Theoretically, the paper takes a comparative approach to the patronage of Friday mosques. It situates Safavid architectural patronage within a comparative framework with similar debates that took place amongst Sunni legal scholars and shaped the monumental architecture of cities like Baghdad, Cairo, and Istanbul.
Dr Ruba Kana’an (DPhil, Oxford) is an historian of Islamic Art and Architecture. Her research and publications focus on the intersections between art, artists, art production, and law in diverse Muslim contexts. Her experience spans the worlds of academia, museums, architectural practice, and community-based art education. She was founding Head of Education and Scholarly Programs at the Aga Khan Museum (Toronto) and has held the posts of Noor Chair of Islamic Studies at York University (Toronto), and Dean at the Oxford Centre of Islamic Studies (Oxford). She currently teaches Islamic Art in the Department of Visual Studies at the University of Toronto (Mississauga) and is a Barakat Senior Fellow in Islamic Art at the University of Oxford.

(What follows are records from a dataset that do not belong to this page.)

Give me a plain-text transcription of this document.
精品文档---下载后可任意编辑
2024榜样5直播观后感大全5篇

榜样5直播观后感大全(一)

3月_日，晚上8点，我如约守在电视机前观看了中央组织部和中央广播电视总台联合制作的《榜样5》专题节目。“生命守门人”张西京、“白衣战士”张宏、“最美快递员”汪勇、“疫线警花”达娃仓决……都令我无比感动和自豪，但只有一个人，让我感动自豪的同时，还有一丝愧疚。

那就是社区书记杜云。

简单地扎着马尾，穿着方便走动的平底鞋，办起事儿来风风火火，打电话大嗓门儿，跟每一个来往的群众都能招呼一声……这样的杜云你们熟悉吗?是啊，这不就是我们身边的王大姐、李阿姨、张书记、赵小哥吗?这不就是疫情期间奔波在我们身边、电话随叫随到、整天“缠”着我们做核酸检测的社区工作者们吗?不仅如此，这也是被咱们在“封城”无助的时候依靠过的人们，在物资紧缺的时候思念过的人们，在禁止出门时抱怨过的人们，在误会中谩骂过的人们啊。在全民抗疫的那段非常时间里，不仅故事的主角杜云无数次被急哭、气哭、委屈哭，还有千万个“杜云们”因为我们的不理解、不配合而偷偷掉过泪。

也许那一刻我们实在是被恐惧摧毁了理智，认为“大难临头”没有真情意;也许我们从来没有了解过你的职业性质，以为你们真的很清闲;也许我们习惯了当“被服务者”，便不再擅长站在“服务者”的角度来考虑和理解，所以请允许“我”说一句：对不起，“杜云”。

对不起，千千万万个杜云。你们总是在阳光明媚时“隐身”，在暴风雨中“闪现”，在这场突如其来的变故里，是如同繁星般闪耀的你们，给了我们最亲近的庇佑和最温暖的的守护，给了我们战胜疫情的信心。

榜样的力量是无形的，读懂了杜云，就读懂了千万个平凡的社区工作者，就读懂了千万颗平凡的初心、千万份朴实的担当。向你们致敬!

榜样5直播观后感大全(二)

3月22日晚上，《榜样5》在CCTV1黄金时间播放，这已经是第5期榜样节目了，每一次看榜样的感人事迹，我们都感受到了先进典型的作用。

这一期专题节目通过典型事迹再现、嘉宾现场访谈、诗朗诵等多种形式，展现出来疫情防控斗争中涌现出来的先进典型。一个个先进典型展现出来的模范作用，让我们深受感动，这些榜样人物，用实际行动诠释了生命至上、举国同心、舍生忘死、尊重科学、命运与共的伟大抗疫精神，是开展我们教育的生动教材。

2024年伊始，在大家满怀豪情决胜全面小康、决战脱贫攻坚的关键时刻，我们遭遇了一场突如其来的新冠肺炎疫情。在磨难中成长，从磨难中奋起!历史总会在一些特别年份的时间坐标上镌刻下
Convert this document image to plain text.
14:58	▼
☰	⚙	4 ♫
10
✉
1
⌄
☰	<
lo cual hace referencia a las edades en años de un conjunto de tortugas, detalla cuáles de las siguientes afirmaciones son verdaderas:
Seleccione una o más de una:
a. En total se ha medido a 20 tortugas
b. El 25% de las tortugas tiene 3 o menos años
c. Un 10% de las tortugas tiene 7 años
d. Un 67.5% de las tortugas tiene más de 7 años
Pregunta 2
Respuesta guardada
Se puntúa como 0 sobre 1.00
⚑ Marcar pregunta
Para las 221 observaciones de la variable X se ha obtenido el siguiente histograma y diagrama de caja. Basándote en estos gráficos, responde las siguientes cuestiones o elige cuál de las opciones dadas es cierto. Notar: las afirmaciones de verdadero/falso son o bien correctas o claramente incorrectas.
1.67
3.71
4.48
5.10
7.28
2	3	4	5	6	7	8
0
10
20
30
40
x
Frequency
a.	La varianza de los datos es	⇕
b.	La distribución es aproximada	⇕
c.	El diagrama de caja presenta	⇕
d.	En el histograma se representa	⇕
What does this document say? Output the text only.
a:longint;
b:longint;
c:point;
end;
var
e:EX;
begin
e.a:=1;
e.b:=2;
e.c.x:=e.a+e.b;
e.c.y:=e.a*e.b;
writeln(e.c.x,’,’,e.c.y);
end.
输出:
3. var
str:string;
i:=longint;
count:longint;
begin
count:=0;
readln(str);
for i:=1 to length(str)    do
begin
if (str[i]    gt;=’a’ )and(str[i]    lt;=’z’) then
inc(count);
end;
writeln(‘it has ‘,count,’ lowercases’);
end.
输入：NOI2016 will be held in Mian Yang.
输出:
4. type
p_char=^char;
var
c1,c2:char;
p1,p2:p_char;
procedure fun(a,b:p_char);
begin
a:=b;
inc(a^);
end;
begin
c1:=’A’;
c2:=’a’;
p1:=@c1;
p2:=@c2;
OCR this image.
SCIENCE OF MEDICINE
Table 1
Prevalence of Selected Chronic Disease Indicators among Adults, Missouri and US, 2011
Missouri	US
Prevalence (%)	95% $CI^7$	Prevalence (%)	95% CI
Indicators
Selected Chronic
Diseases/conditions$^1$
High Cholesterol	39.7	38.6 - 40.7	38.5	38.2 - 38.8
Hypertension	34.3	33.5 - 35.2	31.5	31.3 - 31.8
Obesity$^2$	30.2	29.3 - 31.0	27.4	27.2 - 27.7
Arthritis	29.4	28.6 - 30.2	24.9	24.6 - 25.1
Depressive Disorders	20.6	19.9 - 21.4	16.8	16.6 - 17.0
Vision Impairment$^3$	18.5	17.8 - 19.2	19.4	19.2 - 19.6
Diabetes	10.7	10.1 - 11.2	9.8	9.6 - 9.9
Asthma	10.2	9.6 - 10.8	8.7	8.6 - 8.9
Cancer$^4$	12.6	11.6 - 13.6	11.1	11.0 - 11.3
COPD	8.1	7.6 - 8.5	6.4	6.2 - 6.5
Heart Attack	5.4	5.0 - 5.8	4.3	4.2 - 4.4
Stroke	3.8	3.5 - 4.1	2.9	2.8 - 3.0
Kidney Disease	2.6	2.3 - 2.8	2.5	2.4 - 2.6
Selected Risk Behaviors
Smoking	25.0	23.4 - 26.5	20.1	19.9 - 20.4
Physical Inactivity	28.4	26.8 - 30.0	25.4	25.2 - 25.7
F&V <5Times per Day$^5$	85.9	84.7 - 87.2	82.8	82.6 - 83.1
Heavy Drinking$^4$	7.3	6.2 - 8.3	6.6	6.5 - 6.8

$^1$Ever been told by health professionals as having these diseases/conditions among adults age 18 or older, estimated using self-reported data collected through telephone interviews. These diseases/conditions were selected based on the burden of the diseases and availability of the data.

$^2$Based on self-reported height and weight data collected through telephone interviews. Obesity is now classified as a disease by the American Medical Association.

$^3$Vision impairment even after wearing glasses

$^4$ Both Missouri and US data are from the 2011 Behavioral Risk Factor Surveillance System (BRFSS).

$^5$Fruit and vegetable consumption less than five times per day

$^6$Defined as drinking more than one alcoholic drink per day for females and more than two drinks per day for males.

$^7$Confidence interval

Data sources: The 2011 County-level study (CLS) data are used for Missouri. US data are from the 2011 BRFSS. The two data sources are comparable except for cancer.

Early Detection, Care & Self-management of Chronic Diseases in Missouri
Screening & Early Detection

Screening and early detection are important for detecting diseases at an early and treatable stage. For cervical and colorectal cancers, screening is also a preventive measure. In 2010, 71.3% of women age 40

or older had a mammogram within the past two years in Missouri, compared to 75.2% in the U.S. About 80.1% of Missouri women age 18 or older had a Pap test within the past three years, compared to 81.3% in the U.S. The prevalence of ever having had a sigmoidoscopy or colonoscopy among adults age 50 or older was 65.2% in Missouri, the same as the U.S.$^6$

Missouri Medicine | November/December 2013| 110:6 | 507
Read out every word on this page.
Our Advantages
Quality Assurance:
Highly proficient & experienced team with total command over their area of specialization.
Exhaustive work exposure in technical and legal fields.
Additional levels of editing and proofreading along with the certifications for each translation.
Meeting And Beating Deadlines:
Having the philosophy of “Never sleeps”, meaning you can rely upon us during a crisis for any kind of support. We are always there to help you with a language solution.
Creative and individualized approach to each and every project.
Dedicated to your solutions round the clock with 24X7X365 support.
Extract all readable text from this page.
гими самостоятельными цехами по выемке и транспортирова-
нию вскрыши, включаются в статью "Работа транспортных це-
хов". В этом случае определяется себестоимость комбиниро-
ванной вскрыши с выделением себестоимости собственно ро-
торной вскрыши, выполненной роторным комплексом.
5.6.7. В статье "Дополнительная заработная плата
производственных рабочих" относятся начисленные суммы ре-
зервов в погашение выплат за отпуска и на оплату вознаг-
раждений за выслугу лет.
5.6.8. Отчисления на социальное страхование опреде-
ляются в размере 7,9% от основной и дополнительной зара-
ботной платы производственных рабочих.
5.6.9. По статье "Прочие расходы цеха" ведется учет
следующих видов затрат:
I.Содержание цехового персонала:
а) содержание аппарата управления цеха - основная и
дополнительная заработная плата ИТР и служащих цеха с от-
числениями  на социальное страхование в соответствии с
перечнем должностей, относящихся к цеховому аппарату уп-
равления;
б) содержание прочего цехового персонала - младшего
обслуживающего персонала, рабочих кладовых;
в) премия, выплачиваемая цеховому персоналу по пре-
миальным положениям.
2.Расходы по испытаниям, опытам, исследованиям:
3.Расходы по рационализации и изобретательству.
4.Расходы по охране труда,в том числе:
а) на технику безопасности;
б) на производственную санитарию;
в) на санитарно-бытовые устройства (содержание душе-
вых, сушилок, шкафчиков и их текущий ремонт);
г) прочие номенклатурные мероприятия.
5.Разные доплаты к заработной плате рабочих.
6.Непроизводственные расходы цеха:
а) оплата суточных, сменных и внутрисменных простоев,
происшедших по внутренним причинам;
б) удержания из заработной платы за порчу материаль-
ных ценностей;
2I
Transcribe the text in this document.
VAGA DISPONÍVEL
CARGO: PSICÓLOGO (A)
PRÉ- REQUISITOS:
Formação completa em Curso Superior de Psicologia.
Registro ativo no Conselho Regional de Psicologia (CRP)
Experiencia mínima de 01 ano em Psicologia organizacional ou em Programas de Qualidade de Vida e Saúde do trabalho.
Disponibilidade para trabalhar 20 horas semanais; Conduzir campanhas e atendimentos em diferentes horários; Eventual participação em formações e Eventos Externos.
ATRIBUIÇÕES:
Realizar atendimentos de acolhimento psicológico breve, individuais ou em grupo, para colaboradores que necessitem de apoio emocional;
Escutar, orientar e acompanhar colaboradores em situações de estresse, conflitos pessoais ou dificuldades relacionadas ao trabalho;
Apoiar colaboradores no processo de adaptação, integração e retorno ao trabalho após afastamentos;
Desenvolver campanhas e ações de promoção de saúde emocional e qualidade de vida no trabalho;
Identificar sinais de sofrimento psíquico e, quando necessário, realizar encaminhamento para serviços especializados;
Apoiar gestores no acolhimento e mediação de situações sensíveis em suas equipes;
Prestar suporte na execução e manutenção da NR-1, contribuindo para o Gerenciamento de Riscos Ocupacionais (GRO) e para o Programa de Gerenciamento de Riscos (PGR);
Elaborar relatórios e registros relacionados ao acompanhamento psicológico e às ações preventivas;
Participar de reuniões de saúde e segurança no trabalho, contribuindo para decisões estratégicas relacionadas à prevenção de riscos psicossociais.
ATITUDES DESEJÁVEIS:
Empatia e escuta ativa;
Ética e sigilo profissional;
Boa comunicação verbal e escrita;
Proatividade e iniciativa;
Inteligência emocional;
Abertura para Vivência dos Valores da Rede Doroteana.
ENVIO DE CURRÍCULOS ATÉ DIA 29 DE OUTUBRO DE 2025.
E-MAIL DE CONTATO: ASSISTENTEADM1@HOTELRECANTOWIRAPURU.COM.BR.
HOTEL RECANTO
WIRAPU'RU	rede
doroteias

Iran Re-search / The Bahari Foundation Lectures on Art and Culture is an annual lecture series inviting practicing artists, curators and scholars to think afresh about the trajectories of knowledge production on material and visual cultures of Iran. The Iran Re-search Bahari Lecture Series aims to foreground transdisciplinary and cross-temporal approaches, considering as wide a range as contemporary arts and the antiquities of Iran.